Formerly in their hunger the small folk yielded themselves to the great as serfs; but here how great the difference! He offers himself as a vassal, one who would be called brave and valiant.[15] He gives himself up, and keeps himself, and reserves to himself the right of going elsewhere. “I will go further: the earth is large: I, too, like the rest, can rear my tower yonder. If I have defended the outworks, I can surely look after myself within.”

Thus nobly, thus grandly arose the feudal world. The master of the tower received his vassals with some such words as these: “Thou shalt go when thou willest, and if need be with my help; at least, if thou shouldst sink in the mire, I myself will dismount to succour thee.” These are the very words of the old formula.[16]

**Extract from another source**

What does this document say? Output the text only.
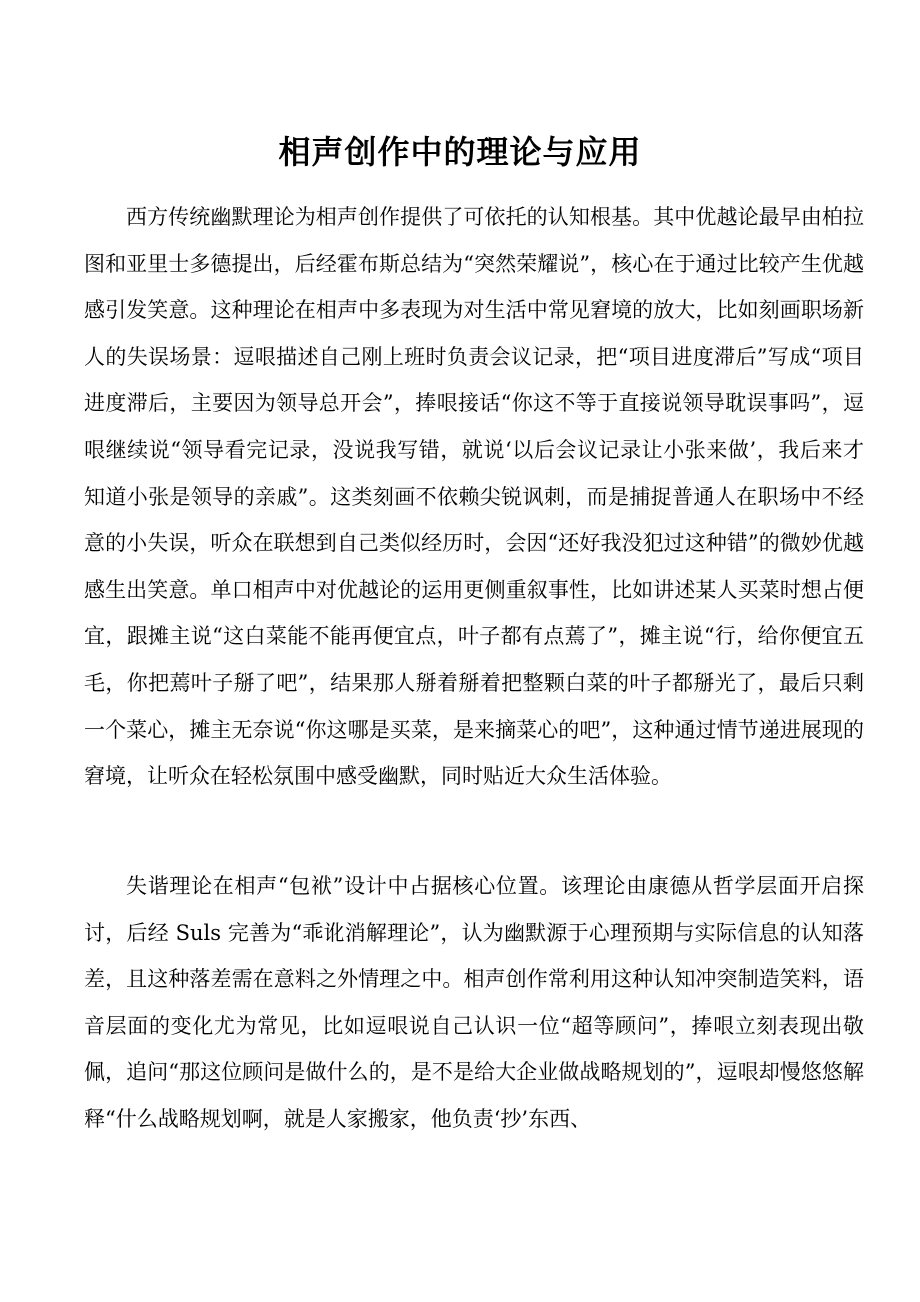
相声创作中的理论与应用

西方传统幽默理论为相声创作提供了可依托的认知根基。其中优越论最早由柏拉图和亚里士多德提出，后经霍布斯总结为“突然荣耀说”，核心在于通过比较产生优越感引发笑意。这种理论在相声中多表现为对生活中常见窘境的放大，比如刻画职场新人的失误场景：逗哏描述自己刚上班时负责会议记录，把“项目进度滞后”写成“项目进度滞后，主要因为领导总开会”，捧哏接话“你这不等于直接说领导耽误事吗”，逗哏继续说“领导看完记录，没说我写错，就说‘以后会议记录让小张来做’，我后来才知道小张是领导的亲戚”。这类刻画不依赖尖锐讽刺，而是捕捉普通人在职场中不经意的小失误，听众在联想到自己类似经历时，会因“还好我没犯过这种错”的微妙优越感生出笑意。单口相声中对优越论的运用更侧重叙事性，比如讲述某人买菜时想占便宜，跟摊主说“这白菜能不能再便宜点，叶子都有点蔫了”，摊主说“行，给你便宜五毛，你把蔫叶子掰了吧”，结果那人掰着掰着把整颗白菜的叶子都掰光了，最后只剩一个菜心，摊主无奈说“你这哪是买菜，是来摘菜心的吧”，这种通过情节递进展现的窘境，让听众在轻松氛围中感受幽默，同时贴近大众生活体验。

失谐理论在相声“包袱”设计中占据核心位置。该理论由康德从哲学层面开启探讨，后经 Suls 完善为“乖讹消解理论”，认为幽默源于心理预期与实际信息的认知落差，且这种落差需在意料之外情理之中。相声创作常利用这种认知冲突制造笑料，语音层面的变化尤为常见，比如逗哏说自己认识一位“超等顾问”，捧哏立刻表现出敬佩，追问“那这位顾问是做什么的，是不是给大企业做战略规划的”，逗哏却慢悠悠解释“什么战略规划啊，就是人家搬家，他负责‘抄’东西、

But, one day, what do I see? Can my sight be grown dim? The lord of the valley, as he rides about, sets up bounds that none may overleap; ay, and limits that you cannot see. “What is that? I don’t understand.” That means that the manor is shut in. “The lord keeps it all fast under gate and hinge, between heaven and earth.”

Most horrible! By virtue of what law is this vassus (or valiant one) held to his power? People will thereon have it, that vassus may also mean slave. In like manner the word servus, meaning a servant, often indeed a proud one, even a Count or Prince of the Empire, comes in the case of the weak to signify a serf, a wretch whose life is hardly worth a halfpenny.

In this damnable net are they caught. But down yonder, on his ground, is a man who avers that his land is free, a freehold, a fief of the sun. Seated on his boundary-stone, with hat pressed firmly down, he looks at Count or Emperor passing near. “Pass on, Emperor; go thy ways! If thou art firm on thy horse, yet more am I on my pillar. Thou mayest pass, but so will not I: for I am Freedom.”

But I lack courage to say what becomes of this man. The air grows thick around him: he breathes less and less freely. He seems to be under a spell: he cannot move: he is as one paralysed. His very beasts grow thin, as if a charm had been thrown over them. His servants die of hunger. His land bears nothing now; spirits sweep it clean by night.

Still he holds on: “The poor man is a king in his own house.” But he is not to be let alone. He gets summoned, must answer for himself in the Imperial Court. So he goes, like an old-world spectre, whom no one knows any more. “What is he?” ask the young. “Ah, he is neither a lord, nor a serf! Yet even then is he nothing?”

“Who am I? I am he who built the first tower, he who succoured you, he who, leaving the tower, went boldly forth to meet the Norse heathens at the bridge. Yet more, I dammed the river, I tilled the meadow, creating the land itself by drawing it God-like out of the waters. From this land who shall drive me?”